Pearl Harbor

United States Backstory

With tensions still ongoing with World War II, the U.S. still considered itself a neutral ally, yet played a big role in the Allied Force. There was always a little bit of controversy surrounding their role with Britain, as it was not seen as a neutral stance to warring countries. This made it easier for other countries to consider going to war with them, since they were indirectly influencing the entire World War 2 with their actions.

The United States was unhappy for some time with Japan’s politics for decades. Japan was facing problems within its own country and needed to expand, so looked to take over the Chinese import market. When Japan declared was on China in 1937, the U.S. responded with economic sanctions and trade embargos on Japan. With the embargo in place, they dramatically changed how Japan fought the war and their chances of winning it.

Japan Backstory

With Japan suffering demographic and economic problems, expanding their reach into China’s territory was the best option. China’s import market was one of the best in the world, and was growing at a rapid rate. When the sanctions were put in place by the U.S., there were a lot of heated debates about whether the sanctions were even fair. With neither side budging, Japan went to the offensive and launched a surprise attack on December 7th 1941.
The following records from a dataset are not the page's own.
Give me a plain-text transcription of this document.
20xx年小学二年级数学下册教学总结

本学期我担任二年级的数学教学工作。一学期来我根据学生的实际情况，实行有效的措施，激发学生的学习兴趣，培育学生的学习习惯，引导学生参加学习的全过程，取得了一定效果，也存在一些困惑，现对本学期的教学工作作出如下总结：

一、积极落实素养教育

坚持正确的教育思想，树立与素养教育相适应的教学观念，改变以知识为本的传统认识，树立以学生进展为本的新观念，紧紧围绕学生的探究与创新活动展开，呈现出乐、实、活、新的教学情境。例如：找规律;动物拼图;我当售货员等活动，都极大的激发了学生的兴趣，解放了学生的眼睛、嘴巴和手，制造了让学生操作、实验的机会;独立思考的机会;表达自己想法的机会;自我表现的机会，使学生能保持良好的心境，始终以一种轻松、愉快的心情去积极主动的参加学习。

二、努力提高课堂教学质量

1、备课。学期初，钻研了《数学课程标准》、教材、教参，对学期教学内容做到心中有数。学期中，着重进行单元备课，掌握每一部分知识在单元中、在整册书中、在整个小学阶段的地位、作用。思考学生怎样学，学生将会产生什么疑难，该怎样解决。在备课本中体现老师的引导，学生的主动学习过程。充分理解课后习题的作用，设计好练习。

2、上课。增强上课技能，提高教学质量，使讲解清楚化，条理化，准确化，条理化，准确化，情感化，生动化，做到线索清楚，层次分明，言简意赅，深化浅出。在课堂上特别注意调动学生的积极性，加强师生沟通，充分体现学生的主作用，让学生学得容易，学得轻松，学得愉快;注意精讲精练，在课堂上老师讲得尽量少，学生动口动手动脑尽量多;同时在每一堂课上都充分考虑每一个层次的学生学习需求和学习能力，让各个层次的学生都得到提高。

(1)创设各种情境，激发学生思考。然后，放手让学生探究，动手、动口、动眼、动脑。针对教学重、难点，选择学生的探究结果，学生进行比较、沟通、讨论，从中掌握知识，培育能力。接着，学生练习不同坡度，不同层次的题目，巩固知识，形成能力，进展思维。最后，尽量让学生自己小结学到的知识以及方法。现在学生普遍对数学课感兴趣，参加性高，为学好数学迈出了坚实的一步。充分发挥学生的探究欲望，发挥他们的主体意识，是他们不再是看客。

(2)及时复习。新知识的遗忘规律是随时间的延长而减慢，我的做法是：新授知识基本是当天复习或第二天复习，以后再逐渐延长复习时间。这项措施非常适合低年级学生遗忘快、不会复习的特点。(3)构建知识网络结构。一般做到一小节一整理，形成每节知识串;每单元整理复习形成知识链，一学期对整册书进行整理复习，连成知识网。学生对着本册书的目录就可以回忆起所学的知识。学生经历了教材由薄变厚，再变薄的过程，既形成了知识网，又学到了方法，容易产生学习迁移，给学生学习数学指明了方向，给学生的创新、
Their target was the American naval base at Pearl Harbor, and was a surprise attack that lasted 2 hours from the air. It was a majorly successful attack that destroyed several American naval vessels, eight battleships and over 300 airplanes. More importantly, over 2,000 American soldiers lost their lives while over half that amount sustained major injuries.

The day after the attack, President Franklin D. Roosevelt declared war on Japan with Congress having only one ‘nay’ vote. This declaration of war brought in Japan’s allies Germany and Italy, forcing the U.S. to act in kind. Finally after playing neutral, the U.S. was officially in World War II.

Why Was the Attack On Pearl Harbor Important?

Even with the rising tensions between the U.S. and Japan, it was still considered a stretch that Japan would declare war. And the surprise attack was such a devastating blow that it really hit to the center of everyone in America that heard about it. Up to this point the U.S. had stayed semi-neutral and was not forced into any acts of war. And even if an attack by Japan was to take place, Pearl Harbor would be the most unlikely target. The undefended Pearl Harbor was devastated by the attack, and the Pacific Fleet took great damage.

Who Was Affected?

The U.S. was affected the most, as they had no choice but to join World War II and strike back for the horror caused at Pearl Harbor. Anything less than a declaration of war would have been seen as weakness.

Japan hatched an incredible plan with the attack, but certain conditions made it less favorable; they didn’t target supply lines, and U.S. aircraft carriers were not present. A hit on the major U.S. aircraft carriers would have been devastating, and a lot harder to recover from.

Names to Remember

Jeanette Rankin was born on June 11th 1880 and was the only vote in Congress that was against entering World War II. She was the first woman to be elected to the U.S. House of Representatives in 1916, and is a well-known pacifist.

Important Facts

Here are some important things to remember about Pearl Harbor.

• December 7th 1941 is when Japan attacked Pearl Harbor
• Over 3,400 miles were traveled by the Japanese to reach Pearl Harbor
• Plans for the attack are said to have been started as early as January of 1941
• The attack damaged ships, the base and airplanes but left supply facilities unharmed
• U.S. aircraft carriers were not present at the Naval base during the attack
• President Roosevelt delivered an empowering speech on the incident on December 8th 1941


The damage done by the surprise Pearl Harbor attack was a great strategy by Japan, with its only failure being to destroy supply facilities. But this wasn’t the end of the battle, and would serve as a harsh beginning for when the U.S. entered World War II.